According to the Medicines and Healthcare products Regulatory Agency (MHRA) pharmacovigilance is summarised in three main steps: monitoring the use of medicines in everyday practice to identify previously unrecognised adverse effects, re-assessing the risks and benefits of medicines and information sharing with healthcare professionals and patients to improve safety.

Despite the existing regulatory scrutiny before a drug receives its marketing authorisation for a specific indication, history has shown that both healthcare professionals and patients should remain vigilant and report (yellow card scheme) any suspected adverse reactions as our way of contributing to the establishment of pharmacovigilance.

But what does that really mean and what is the relevance with DOAC reversal agents and the ongoing RAPIDO audit?

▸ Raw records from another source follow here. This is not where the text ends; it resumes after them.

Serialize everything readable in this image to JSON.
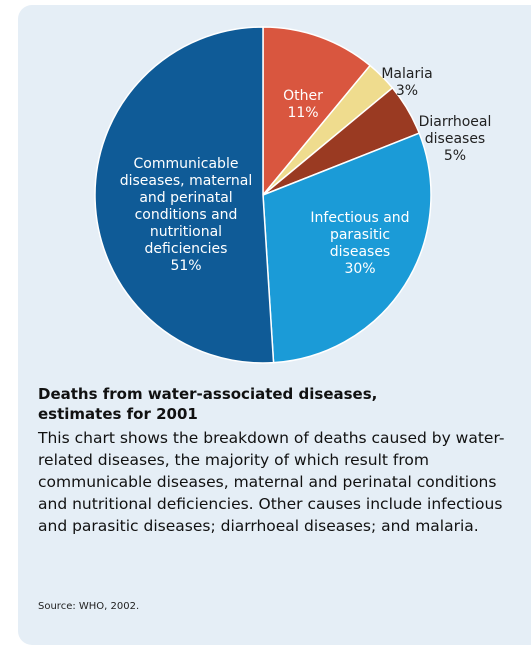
{
  "chart_data": {
    "type": "pie",
    "title": "Deaths from water-associated diseases, estimates for 2001",
    "description": "This chart shows the breakdown of deaths caused by water-related diseases, the majority of which result from communicable diseases, maternal and perinatal conditions and nutritional deficiencies. Other causes include infectious and parasitic diseases; diarrhoeal diseases; and malaria.",
    "source": "Source: WHO, 2002.",
    "categories": [
      "Other",
      "Malaria",
      "Diarrhoeal diseases",
      "Infectious and parasitic diseases",
      "Communicable diseases, maternal and perinatal conditions and nutritional deficiencies"
    ],
    "values": [
      11,
      3,
      5,
      30,
      51
    ],
    "value_labels": [
      "11%",
      "3%",
      "5%",
      "30%",
      "51%"
    ],
    "colors": [
      "#d9563f",
      "#efdc8e",
      "#9a3a22",
      "#1b9bd7",
      "#0f5b97"
    ]
  }
}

The clinical evidence for the NICE approval of andexanet alfa (for major GI haemorrhage only), came from ANNEXA-4, a single-arm trial of andexanet alfa in people taking a direct factor Xa inhibitor who had an acute major bleed. The two primary outcomes in the trial were not clinical outcomes - they were 1) the change in anti-factor Xa activity and 2) haemostatic efficacy, a measure of whether bleeding had stopped which has complex definitions depending on the site of bleeding. Of course, NICE must make judgements on the cost-efficacy of new therapies and for this need data pertaining to clinical outcomes particularly survival. A propensity-matched comparison of outcomes between patients treated with andexanet alfa in ANNEXA-4 and prothrombin complex concentrate in the UK observational ORANGE registry study suggested a benefit. Further, patients with GI haemorrhage in ANNEXA-4 were reported to have better outcomes than their Rockall scores would have predicted. Nevertheless, these non-randomised comparisons are at high risk of bias.

The ANNEXA-I study which has compared andexanet alfa against standard of care for intracranial haemorrhage will report very soon and will provide evidence as to the best approach. Nevertheless, the aim of RAPIDO is to provide real-world data on the use and outcomes of patients who received adnexanet, idarucizumab or PCC when emergency anticoagulation reversal is required. Primarily, the intention is to check that these agents are being appropriately used - in patients with major, life-threatening bleeding. This real world data will provide patient demographics, timings, dosages and adverse events recorded from several hospitals throughout the UK. Although RAPIDO is not designed to recapitulate a randomised controlled trial, there are elements of natural experiment which will make drawing causal inference from these observational data less prone to bias than indirect comparisons. This is particularly important for patients who have bleeding at sites that are not intracranial and those who are older, more comorbid, and sicker, who would not have been included in the prospective trials. Our data should tell us how representative the trials are of the patients who are receiving these therapies which is valuable information.

Most importantly, by involving us, the (not so junior) junior doctors in the data collection process, RAPIDO is a call for everyone to remain vigilant in the storm of clinical trial data, information overload and NHS crises that we currently experience.

And if medicine is an art, it could be the art of remaining vigilant.